Regardless, Peele made major strides between “Get Out” and “Us,” so here is hoping his third picture will be the charm. The filmmaker has a promising future in horror, but he is not nearly at the level of Hitchcock, John Carpenter and Wes Craven yet.


By Angry Princess

When I joined Morbidly Beautiful Writer and The Calling Hours podcast host The Dedman for an episode of the show debating the merits of Get Out and Peele’s talent as a filmmaker, I received a ton of feedback from the horror community. I’m not sure I realized before how divisive that film is among genre fans. Although I do think there’s an inherent backlash against any film that receives an excessive amount of publicity and that’s either highly praised by critics and/or very financially successful and embraced by ‘mainstream’ audiences. Of course, that’s not to say that all critical feedback is merely a response to too much hype, or that the criticism is never valid. But I do think the subjective frame of reference sometimes shifts from, “I didn’t like the film” to “I didn’t like it as much as I felt like I was supposed to.”

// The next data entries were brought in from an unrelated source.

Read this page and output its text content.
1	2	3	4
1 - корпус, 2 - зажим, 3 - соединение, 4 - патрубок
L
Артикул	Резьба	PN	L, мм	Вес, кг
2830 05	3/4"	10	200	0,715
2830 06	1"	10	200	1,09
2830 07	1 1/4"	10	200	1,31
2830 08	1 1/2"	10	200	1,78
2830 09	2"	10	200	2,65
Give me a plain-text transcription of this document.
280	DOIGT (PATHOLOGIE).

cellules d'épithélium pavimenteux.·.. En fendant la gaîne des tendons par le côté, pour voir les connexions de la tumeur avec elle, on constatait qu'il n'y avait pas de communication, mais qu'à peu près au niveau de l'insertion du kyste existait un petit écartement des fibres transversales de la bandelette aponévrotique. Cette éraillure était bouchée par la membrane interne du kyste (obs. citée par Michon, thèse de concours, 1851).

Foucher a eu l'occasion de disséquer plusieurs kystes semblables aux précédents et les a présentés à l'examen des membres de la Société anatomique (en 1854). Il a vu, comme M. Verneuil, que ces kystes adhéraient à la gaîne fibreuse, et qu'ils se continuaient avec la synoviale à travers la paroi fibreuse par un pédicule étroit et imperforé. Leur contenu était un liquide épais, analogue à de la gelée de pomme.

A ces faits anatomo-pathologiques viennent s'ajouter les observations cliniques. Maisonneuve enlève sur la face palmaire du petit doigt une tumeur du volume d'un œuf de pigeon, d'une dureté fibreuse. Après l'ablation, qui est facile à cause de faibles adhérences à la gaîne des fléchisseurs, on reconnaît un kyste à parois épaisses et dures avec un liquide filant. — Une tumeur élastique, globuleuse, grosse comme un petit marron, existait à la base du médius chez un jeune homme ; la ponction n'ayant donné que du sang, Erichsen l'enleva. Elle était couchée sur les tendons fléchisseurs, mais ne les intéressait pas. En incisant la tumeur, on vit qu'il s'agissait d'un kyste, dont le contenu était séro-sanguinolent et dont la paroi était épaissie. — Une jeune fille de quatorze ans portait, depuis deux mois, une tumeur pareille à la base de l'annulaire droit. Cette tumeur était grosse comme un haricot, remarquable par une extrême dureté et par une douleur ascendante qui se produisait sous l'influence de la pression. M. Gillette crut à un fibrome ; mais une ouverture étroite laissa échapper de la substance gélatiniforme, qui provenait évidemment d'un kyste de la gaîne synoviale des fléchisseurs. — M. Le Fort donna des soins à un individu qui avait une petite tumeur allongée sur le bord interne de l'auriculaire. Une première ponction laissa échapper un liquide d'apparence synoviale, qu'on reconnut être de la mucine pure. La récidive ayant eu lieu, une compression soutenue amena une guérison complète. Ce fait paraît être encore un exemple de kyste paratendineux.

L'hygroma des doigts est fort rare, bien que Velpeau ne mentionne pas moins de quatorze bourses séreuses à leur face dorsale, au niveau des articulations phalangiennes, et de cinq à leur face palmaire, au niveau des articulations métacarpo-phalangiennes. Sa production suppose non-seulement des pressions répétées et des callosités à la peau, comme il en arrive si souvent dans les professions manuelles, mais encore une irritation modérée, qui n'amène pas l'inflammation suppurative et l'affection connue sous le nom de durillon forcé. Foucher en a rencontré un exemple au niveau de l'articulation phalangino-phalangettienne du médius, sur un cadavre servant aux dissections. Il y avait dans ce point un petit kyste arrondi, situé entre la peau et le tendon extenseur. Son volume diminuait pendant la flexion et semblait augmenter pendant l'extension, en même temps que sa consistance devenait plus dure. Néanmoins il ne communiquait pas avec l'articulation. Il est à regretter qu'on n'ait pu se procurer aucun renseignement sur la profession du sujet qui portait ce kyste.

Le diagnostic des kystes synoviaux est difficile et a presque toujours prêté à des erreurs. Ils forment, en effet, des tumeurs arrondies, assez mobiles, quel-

As a critic and a passionate genre fan, that puts me in a difficult spot. On one hand, I’m inclined to avoid waxing poetic on the artistic merits of Us and the remarkable talent and promise Peele demonstrates as a writer and director — so as not to add any unnecessary fuel to the “not worth the hype” fire. On the other hand, there is so much layered beauty and depth to this film that it’s hard not to want to lovingly dissect, analyze, and explore every frame to mine the treasure found both shining at the surface and that buried deep beneath — to uncover the soul of the film and what it reveals about society and human nature.

Before Us was released, I received blowback for entertaining the idea that Peele may one day be worthy of the title Master of Horror…or at least understanding the optimism and desire to see our beloved genre pass into the hands of a new generation talented enough to carry on the mantle of greatness for years to come. However, if it’s premature to call Peele the next Master of Horror, it’s difficult not to at least see him as a filmmaker well on his way to mastering his craft.

Us proves he’s got a great deal to say, both about social injustice and man’s inhumanity to man as well as about the nature of fear and what terrifies us the most down in the darkest recesses of our minds. He makes it clear that he’s a true Horror fan, while also helping to elevate the genre and show that horror films can be as thought provoking as they are chilling. Peele has a real talent for casting the perfect people for his roles and eliciting remarkable performances from his actors. He also has a gift for using music to create the perfect mood and atmosphere. His films aren’t flawless, but they flirt with excellence in a way that’s difficult to dismiss out of hand.

While Get Out may technically be a better film, Us is one hell of a fun ride that is likely more entertaining and utterly re-watchable.